Google made a major announcement today that by the end of the year will begin removing identifying data from its search logs after 18 -24 months:
They’ve released a log retention FAQ (PDF) with more details, including how they will “anonymize” the log data:
What does it mean to anonymize the logs?
We will change some of the bits in the IP address in the logs as well as change the cookie information. We’re still developing the precise technical methods and approach to this, but we believe these changes will be a significant addition to protecting user privacy.
How do these anonymizing measures protect user privacy?
Changing the bits of an IP address makes it less likely that the IP address can be associated with a specific computer or user. Cookie anonymization makes it less likely that a cookie can be used to identify a user.
Do these changes guarantee anonymization?

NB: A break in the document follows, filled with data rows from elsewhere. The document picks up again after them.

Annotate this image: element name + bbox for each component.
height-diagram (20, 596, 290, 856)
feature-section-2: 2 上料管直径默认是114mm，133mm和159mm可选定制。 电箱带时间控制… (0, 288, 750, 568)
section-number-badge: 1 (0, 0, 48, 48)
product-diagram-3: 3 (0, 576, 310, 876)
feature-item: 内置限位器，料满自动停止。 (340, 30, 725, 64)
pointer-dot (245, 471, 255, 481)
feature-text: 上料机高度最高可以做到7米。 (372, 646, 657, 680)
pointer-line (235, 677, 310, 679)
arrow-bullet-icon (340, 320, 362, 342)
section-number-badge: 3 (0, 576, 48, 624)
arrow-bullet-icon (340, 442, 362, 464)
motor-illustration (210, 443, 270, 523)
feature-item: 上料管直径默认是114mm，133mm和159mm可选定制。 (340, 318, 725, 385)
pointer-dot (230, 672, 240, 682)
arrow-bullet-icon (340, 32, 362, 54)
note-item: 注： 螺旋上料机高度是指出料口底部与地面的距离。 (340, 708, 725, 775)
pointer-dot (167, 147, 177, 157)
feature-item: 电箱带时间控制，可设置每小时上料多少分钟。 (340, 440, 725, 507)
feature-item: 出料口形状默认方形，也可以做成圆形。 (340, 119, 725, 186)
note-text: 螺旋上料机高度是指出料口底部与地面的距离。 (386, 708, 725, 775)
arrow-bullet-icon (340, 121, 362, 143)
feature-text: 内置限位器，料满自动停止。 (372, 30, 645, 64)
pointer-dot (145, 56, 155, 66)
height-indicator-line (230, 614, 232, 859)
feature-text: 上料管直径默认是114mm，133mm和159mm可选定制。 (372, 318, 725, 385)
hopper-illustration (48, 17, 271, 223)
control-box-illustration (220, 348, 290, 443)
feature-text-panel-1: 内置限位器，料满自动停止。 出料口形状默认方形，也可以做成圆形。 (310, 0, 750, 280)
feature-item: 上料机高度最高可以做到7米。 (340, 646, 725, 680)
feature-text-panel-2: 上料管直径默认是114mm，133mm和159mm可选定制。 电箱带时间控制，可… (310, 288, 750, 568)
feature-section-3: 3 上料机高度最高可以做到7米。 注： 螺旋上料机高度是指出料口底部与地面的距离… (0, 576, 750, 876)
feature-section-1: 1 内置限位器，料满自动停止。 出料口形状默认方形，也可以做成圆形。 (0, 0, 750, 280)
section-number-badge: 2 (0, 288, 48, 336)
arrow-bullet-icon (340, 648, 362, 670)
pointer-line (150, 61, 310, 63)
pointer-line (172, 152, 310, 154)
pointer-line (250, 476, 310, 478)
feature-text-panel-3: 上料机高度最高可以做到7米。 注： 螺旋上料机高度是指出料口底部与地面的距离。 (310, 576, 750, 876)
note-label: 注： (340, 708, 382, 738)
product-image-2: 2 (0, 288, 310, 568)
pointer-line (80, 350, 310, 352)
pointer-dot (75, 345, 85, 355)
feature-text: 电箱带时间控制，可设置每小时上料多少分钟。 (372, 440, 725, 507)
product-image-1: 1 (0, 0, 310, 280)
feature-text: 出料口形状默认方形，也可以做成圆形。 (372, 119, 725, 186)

It is difficult to guarantee complete anonymization, but we believe these changes will make it very unlikely users could be identified.
This is an important and promising step towards greater privacy and protection of personal search history records. But remember, AOL thought they had released anonymized data as well. Just because and IP and cookie has been modified doesn’t mean that user privacy is ensured. The preferred solution would be for Google to purge the data altogether after, or just don’t collect it in the first place.
Unfortunately I don’t have much time for further analysis (baby, dissertation, oh my!), but 27B Stroke 6 is on top of it, and CNet has reaction from CDT, EFF, and others.
When they change the IP an other internet user can be suspected!